- Genre: Game show
- Created by: Glenn Barden Dave Hills
- Directed by: Sue McMahon
- Presented by: Dale Winton
- Country of origin: United Kingdom
- Original language: English
- No. of series: 1
- No. of episodes: 5

Production
- Executive producer: Sharon Ali
- Production location: Lakeside Shopping Centre
- Production company: Vascha Productions

Original release
- Network: Channel 5
- Release: 11 March – 15 March 2001

= Touch the Truck =

British game show

Touch the Truck was a British Channel 5 endurance game show which aired in March 2001. Hosted by Dale Winton, it involved a group of 20 contestants holding onto a stationary Toyota Land Cruiser Amazon truck for as long as they could. The last person left touching the truck won it.

The show was filmed at the Lakeside Shopping Centre in West Thurrock, Essex.

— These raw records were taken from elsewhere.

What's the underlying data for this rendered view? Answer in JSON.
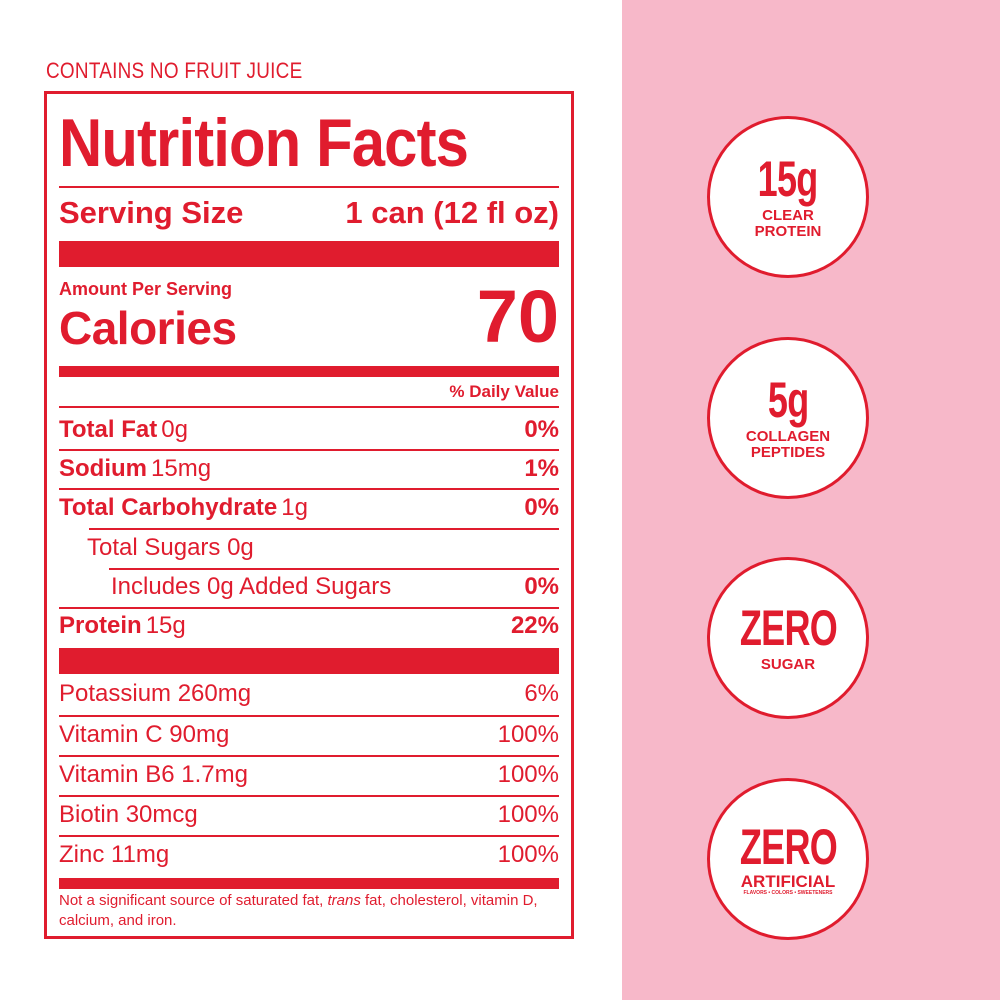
{
  "note": "CONTAINS NO FRUIT JUICE",
  "label": {
    "title": "Nutrition Facts",
    "serving_size_label": "Serving Size",
    "serving_size_value": "1 can (12 fl oz)",
    "amount_per_serving": "Amount Per Serving",
    "calories_label": "Calories",
    "calories_value": "70",
    "daily_value_header": "% Daily Value",
    "nutrients": [
      {
        "name": "Total Fat",
        "amount": "0g",
        "dv": "0%"
      },
      {
        "name": "Sodium",
        "amount": "15mg",
        "dv": "1%"
      },
      {
        "name": "Total Carbohydrate",
        "amount": "1g",
        "dv": "0%"
      },
      {
        "name": "Total Sugars 0g",
        "amount": "",
        "dv": ""
      },
      {
        "name": "Includes 0g Added Sugars",
        "amount": "",
        "dv": "0%"
      },
      {
        "name": "Protein",
        "amount": "15g",
        "dv": "22%"
      }
    ],
    "vitamins": [
      {
        "name": "Potassium 260mg",
        "dv": "6%"
      },
      {
        "name": "Vitamin C 90mg",
        "dv": "100%"
      },
      {
        "name": "Vitamin B6 1.7mg",
        "dv": "100%"
      },
      {
        "name": "Biotin 30mcg",
        "dv": "100%"
      },
      {
        "name": "Zinc 11mg",
        "dv": "100%"
      }
    ],
    "footnote_pre": "Not a significant source of saturated fat, ",
    "footnote_italic": "trans",
    "footnote_post": " fat, cholesterol, vitamin D, calcium, and iron."
  },
  "badges": [
    {
      "big": "15g",
      "small1": "CLEAR",
      "small2": "PROTEIN"
    },
    {
      "big": "5g",
      "small1": "COLLAGEN",
      "small2": "PEPTIDES"
    },
    {
      "big": "ZERO",
      "small1": "SUGAR",
      "small2": ""
    },
    {
      "big": "ZERO",
      "small1": "ARTIFICIAL",
      "small2": "FLAVORS • COLORS • SWEETENERS"
    }
  ],
  "colors": {
    "accent": "#e01c2e",
    "panel_pink": "#f7b8c9",
    "white": "#ffffff"
  }
}
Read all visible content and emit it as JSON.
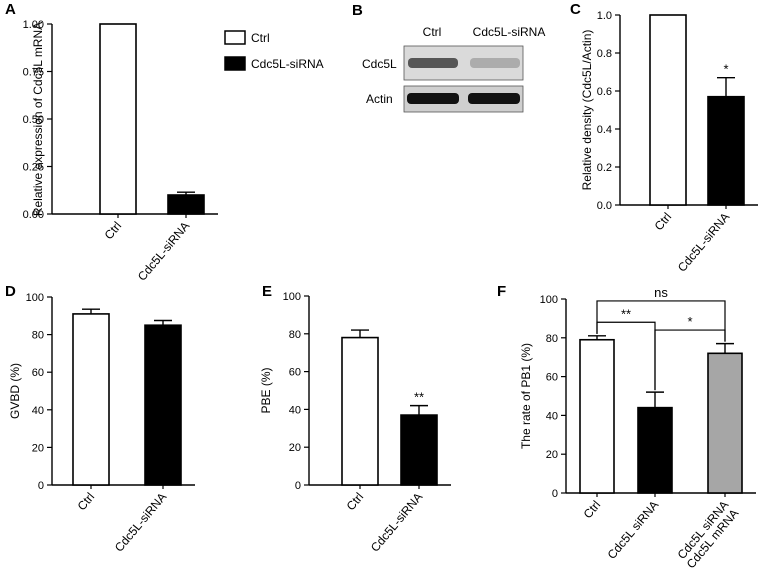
{
  "colors": {
    "ctrl": "#ffffff",
    "sirna": "#000000",
    "rescue": "#a6a6a6",
    "stroke": "#000000"
  },
  "legend": {
    "ctrl": "Ctrl",
    "sirna": "Cdc5L-siRNA"
  },
  "blot": {
    "letter": "B",
    "lanes": [
      "Ctrl",
      "Cdc5L-siRNA"
    ],
    "rows": [
      "Cdc5L",
      "Actin"
    ]
  },
  "chart_data": [
    {
      "letter": "A",
      "type": "bar",
      "ylabel": "Relative expression of Cdc5L mRNA",
      "ylim": [
        0,
        1
      ],
      "yticks": [
        "0.00",
        "0.25",
        "0.50",
        "0.75",
        "1.00"
      ],
      "categories": [
        "Ctrl",
        "Cdc5L-siRNA"
      ],
      "values": [
        1.0,
        0.1
      ],
      "errors": [
        0,
        0.015
      ],
      "colors": [
        "ctrl",
        "sirna"
      ],
      "significance": []
    },
    {
      "letter": "C",
      "type": "bar",
      "ylabel": "Relative density (Cdc5L/Actin)",
      "ylim": [
        0,
        1
      ],
      "yticks": [
        "0.0",
        "0.2",
        "0.4",
        "0.6",
        "0.8",
        "1.0"
      ],
      "categories": [
        "Ctrl",
        "Cdc5L-siRNA"
      ],
      "values": [
        1.0,
        0.57
      ],
      "errors": [
        0,
        0.1
      ],
      "colors": [
        "ctrl",
        "sirna"
      ],
      "significance": [
        {
          "bar": 1,
          "label": "*"
        }
      ]
    },
    {
      "letter": "D",
      "type": "bar",
      "ylabel": "GVBD (%)",
      "ylim": [
        0,
        100
      ],
      "yticks": [
        "0",
        "20",
        "40",
        "60",
        "80",
        "100"
      ],
      "categories": [
        "Ctrl",
        "Cdc5L-siRNA"
      ],
      "values": [
        91,
        85
      ],
      "errors": [
        2.5,
        2.5
      ],
      "colors": [
        "ctrl",
        "sirna"
      ],
      "significance": []
    },
    {
      "letter": "E",
      "type": "bar",
      "ylabel": "PBE (%)",
      "ylim": [
        0,
        100
      ],
      "yticks": [
        "0",
        "20",
        "40",
        "60",
        "80",
        "100"
      ],
      "categories": [
        "Ctrl",
        "Cdc5L-siRNA"
      ],
      "values": [
        78,
        37
      ],
      "errors": [
        4,
        5
      ],
      "colors": [
        "ctrl",
        "sirna"
      ],
      "significance": [
        {
          "bar": 1,
          "label": "**"
        }
      ]
    },
    {
      "letter": "F",
      "type": "bar",
      "ylabel": "The rate of PB1 (%)",
      "ylim": [
        0,
        100
      ],
      "yticks": [
        "0",
        "20",
        "40",
        "60",
        "80",
        "100"
      ],
      "categories": [
        "Ctrl",
        "Cdc5L siRNA",
        [
          "Cdc5L siRNA",
          "+ Cdc5L mRNA"
        ]
      ],
      "values": [
        79,
        44,
        72
      ],
      "errors": [
        2,
        8,
        5
      ],
      "colors": [
        "ctrl",
        "sirna",
        "rescue"
      ],
      "brackets": [
        {
          "from": 0,
          "to": 1,
          "label": "**"
        },
        {
          "from": 1,
          "to": 2,
          "label": "*"
        },
        {
          "from": 0,
          "to": 2,
          "label": "ns"
        }
      ]
    }
  ]
}
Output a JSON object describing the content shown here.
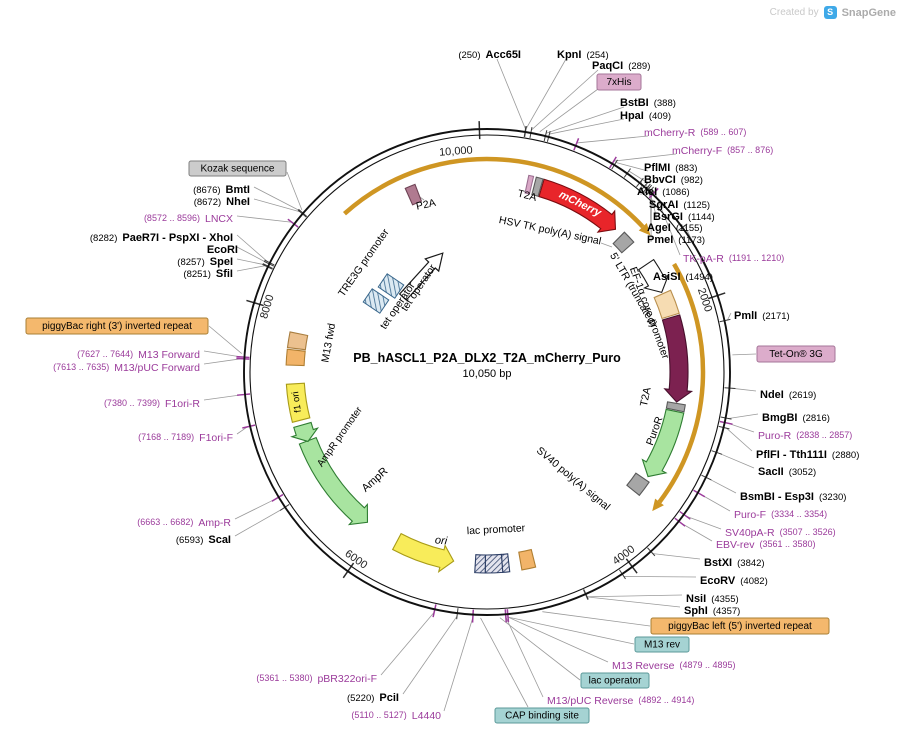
{
  "watermark": {
    "created_by": "Created by",
    "brand": "SnapGene"
  },
  "plasmid": {
    "name": "PB_hASCL1_P2A_DLX2_T2A_mCherry_Puro",
    "size": "10,050 bp"
  },
  "scale_ticks": [
    "10,000",
    "2000",
    "4000",
    "6000",
    "8000"
  ],
  "colors": {
    "primer_text": "#9b3b9b",
    "enzyme_text": "#000000",
    "leader_line": "#9a9a9a",
    "backbone": "#111111",
    "gold_arc": "#cf9623",
    "features": {
      "red": "#e8252a",
      "redBd": "#7a0c10",
      "gray": "#a6a6a6",
      "grayBd": "#595959",
      "pink": "#d9a7c6",
      "pinkBd": "#9b6f91",
      "mauve": "#b07a90",
      "mauveBd": "#6e4355",
      "white": "#ffffff",
      "whiteBd": "#1a1a1a",
      "peach": "#f6dcb2",
      "peachBd": "#b98f4d",
      "maroon": "#7c2150",
      "maroonBd": "#470f2c",
      "green": "#a8e4a0",
      "greenBd": "#2f7d32",
      "yellow": "#f8ec5a",
      "yellowBd": "#a89b17",
      "tan": "#ecc18f",
      "tanBd": "#a87d3f",
      "orange": "#f2b469",
      "orangeBd": "#b07f33"
    },
    "tags": {
      "pink": {
        "bg": "#dcaccb",
        "bd": "#a57699"
      },
      "orange": {
        "bg": "#f4b86d",
        "bd": "#a97f35"
      },
      "gray": {
        "bg": "#cccccc",
        "bd": "#7f7f7f"
      },
      "teal": {
        "bg": "#a5d3d3",
        "bd": "#5c9a9a"
      }
    }
  },
  "labels": {
    "acc65i": {
      "name": "Acc65I",
      "pos": "(250)"
    },
    "kpni": {
      "name": "KpnI",
      "pos": "(254)"
    },
    "paqci": {
      "name": "PaqCI",
      "pos": "(289)"
    },
    "bstbi": {
      "name": "BstBI",
      "pos": "(388)"
    },
    "hpai": {
      "name": "HpaI",
      "pos": "(409)"
    },
    "pflmi": {
      "name": "PflMI",
      "pos": "(883)"
    },
    "bbvci": {
      "name": "BbvCI",
      "pos": "(982)"
    },
    "alei": {
      "name": "AleI",
      "pos": "(1086)"
    },
    "sgrai": {
      "name": "SgrAI",
      "pos": "(1125)"
    },
    "bsrgi": {
      "name": "BsrGI",
      "pos": "(1144)"
    },
    "agei": {
      "name": "AgeI",
      "pos": "(1155)"
    },
    "pmei": {
      "name": "PmeI",
      "pos": "(1173)"
    },
    "asisi": {
      "name": "AsiSI",
      "pos": "(1494)"
    },
    "pmli": {
      "name": "PmlI",
      "pos": "(2171)"
    },
    "ndei": {
      "name": "NdeI",
      "pos": "(2619)"
    },
    "bmgbi": {
      "name": "BmgBI",
      "pos": "(2816)"
    },
    "pflfi": {
      "name": "PflFI - Tth111I",
      "pos": "(2880)"
    },
    "sacii": {
      "name": "SacII",
      "pos": "(3052)"
    },
    "bsmbi": {
      "name": "BsmBI - Esp3I",
      "pos": "(3230)"
    },
    "bstxi": {
      "name": "BstXI",
      "pos": "(3842)"
    },
    "ecorv": {
      "name": "EcoRV",
      "pos": "(4082)"
    },
    "nsii": {
      "name": "NsiI",
      "pos": "(4355)"
    },
    "sphi": {
      "name": "SphI",
      "pos": "(4357)"
    },
    "pcii": {
      "name": "PciI",
      "pos": "(5220)"
    },
    "scai": {
      "name": "ScaI",
      "pos": "(6593)"
    },
    "sfii": {
      "name": "SfiI",
      "pos": "(8251)"
    },
    "spei": {
      "name": "SpeI",
      "pos": "(8257)"
    },
    "ecori": {
      "name": "EcoRI",
      "pos": ""
    },
    "paer7i": {
      "name": "PaeR7I - PspXI - XhoI",
      "pos": "(8282)"
    },
    "nhei": {
      "name": "NheI",
      "pos": "(8672)"
    },
    "bmti": {
      "name": "BmtI",
      "pos": "(8676)"
    },
    "mcherry_r": {
      "name": "mCherry-R",
      "pos": "(589 .. 607)"
    },
    "mcherry_f": {
      "name": "mCherry-F",
      "pos": "(857 .. 876)"
    },
    "tk_pa_r": {
      "name": "TK-pA-R",
      "pos": "(1191 .. 1210)"
    },
    "puro_r": {
      "name": "Puro-R",
      "pos": "(2838 .. 2857)"
    },
    "puro_f": {
      "name": "Puro-F",
      "pos": "(3334 .. 3354)"
    },
    "sv40pa_r": {
      "name": "SV40pA-R",
      "pos": "(3507 .. 3526)"
    },
    "ebv_rev": {
      "name": "EBV-rev",
      "pos": "(3561 .. 3580)"
    },
    "m13_reverse": {
      "name": "M13 Reverse",
      "pos": "(4879 .. 4895)"
    },
    "m13puc_reverse": {
      "name": "M13/pUC Reverse",
      "pos": "(4892 .. 4914)"
    },
    "l4440": {
      "name": "L4440",
      "pos": "(5110 .. 5127)"
    },
    "pbr322ori_f": {
      "name": "pBR322ori-F",
      "pos": "(5361 .. 5380)"
    },
    "amp_r": {
      "name": "Amp-R",
      "pos": "(6663 .. 6682)"
    },
    "f1ori_f": {
      "name": "F1ori-F",
      "pos": "(7168 .. 7189)"
    },
    "f1ori_r": {
      "name": "F1ori-R",
      "pos": "(7380 .. 7399)"
    },
    "m13puc_forward": {
      "name": "M13/pUC Forward",
      "pos": "(7613 .. 7635)"
    },
    "m13_forward": {
      "name": "M13 Forward",
      "pos": "(7627 .. 7644)"
    },
    "lncx": {
      "name": "LNCX",
      "pos": "(8572 .. 8596)"
    },
    "his7": {
      "name": "7xHis"
    },
    "teton3g_tag": {
      "name": "Tet-On® 3G"
    },
    "kozak": {
      "name": "Kozak sequence"
    },
    "pb_left": {
      "name": "piggyBac left (5') inverted repeat"
    },
    "pb_right": {
      "name": "piggyBac right (3') inverted repeat"
    },
    "m13rev_tag": {
      "name": "M13 rev"
    },
    "lacop_tag": {
      "name": "lac operator"
    },
    "cap_tag": {
      "name": "CAP binding site"
    },
    "p2a": {
      "name": "P2A"
    },
    "t2a_top": {
      "name": "T2A"
    },
    "mcherry_feat": {
      "name": "mCherry"
    },
    "hsvtk": {
      "name": "HSV TK poly(A) signal"
    },
    "tre3g": {
      "name": "TRE3G promoter"
    },
    "teto": {
      "name": "tet operator"
    },
    "m13fwd_feat": {
      "name": "M13 fwd"
    },
    "f1ori_feat": {
      "name": "f1 ori"
    },
    "amprprom": {
      "name": "AmpR promoter"
    },
    "ampr_feat": {
      "name": "AmpR"
    },
    "ori_feat": {
      "name": "ori"
    },
    "lacprom": {
      "name": "lac promoter"
    },
    "sv40pa_feat": {
      "name": "SV40 poly(A) signal"
    },
    "ltr5": {
      "name": "5' LTR (truncated)"
    },
    "ef1a": {
      "name": "EF-1α core promoter"
    },
    "t2a_right": {
      "name": "T2A"
    },
    "puror_feat": {
      "name": "PuroR"
    }
  }
}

Jerry Middleton, 39, from Winchester, was the winner; he managed to stay awake touching the vehicle for 81 hours, 43 minutes, and 31 seconds. He stated that he was going to sell the vehicle to fund a political party. Middleton stood in the southwestern London seat of Kingston and Surbiton in 2001 and came in last place, with 0.1% of votes cast.

==Rules==
According to the rules of the competition, disqualification would occur when:

- a contestant took a longer break than allotted (ten minutes every two hours, and fifteen minutes every six hours).
- a contestant removed both hands from the truck while not on a break, or
- a contestant fell asleep.

==The format==
The format was devised by Glenn Barden and Dave Hills and is owned by Vashca. It has been subsequently licensed to the Philippines, Indonesia, Portugal, and Turkey.

==In popular culture==
The show played a significant part in the second episode of Diane Morgan's 2020 BBC sitcom Mandy.